After salting and soaking, the hides destined to become hard leather were stacked on top of each other to encourage what’s called "sweating". This is a fermentation process, in which – within a few days – the epidermis, including the hairs, detaches from the dermis, or true skin. In those days, nothing was thrown away, so the hairs were processed into cheap felt.
This was the point at which the de-fleshing beam came into play. The subcutaneous tissue, or subcutis, had to be stripped off the salted, soaked and de-haired skins. Using an iron scraper, the tanner detached the softened subcutis from the true skin. The same process was also used to remove any remaining flesh, fat or hair. As a “glue hide”, the subcutis was subsequently made into animal glue.
After renewed soaking, any remnants of the epidermis and subcutis were wiped off.
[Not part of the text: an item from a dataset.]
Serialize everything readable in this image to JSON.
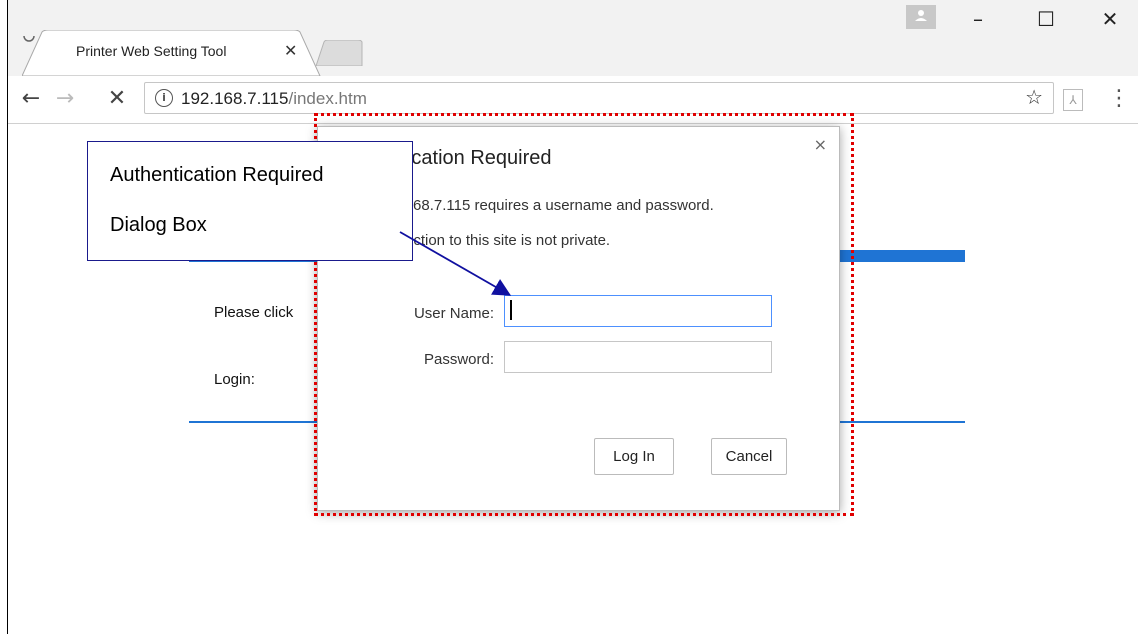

At this stage of the process, the skins had become "pelts".
These "pelts", that is, stripped animal hides, were pre-tanned in what’s known as the “Farbgang”, a sequence of pits containing spruce bark brews in varying concentrations. That toughened the bulked-up pelts and turned them brown.
Finally, after all the hard work of curing and “Beamhouse operations” or pre-tanning, the actual tanning process could begin, using a tanning agent such as tanbark. The tanning pits in the market square, discussed at stop number two of our guided tour, served precisely that purpose. After their time in the tanning pits, the hides had finally been turned into leather. Next, they were compacted with the leather roller, then polished and dressed. To create exactly what saddlers or shoemakers were looking for when they purchased hard leather.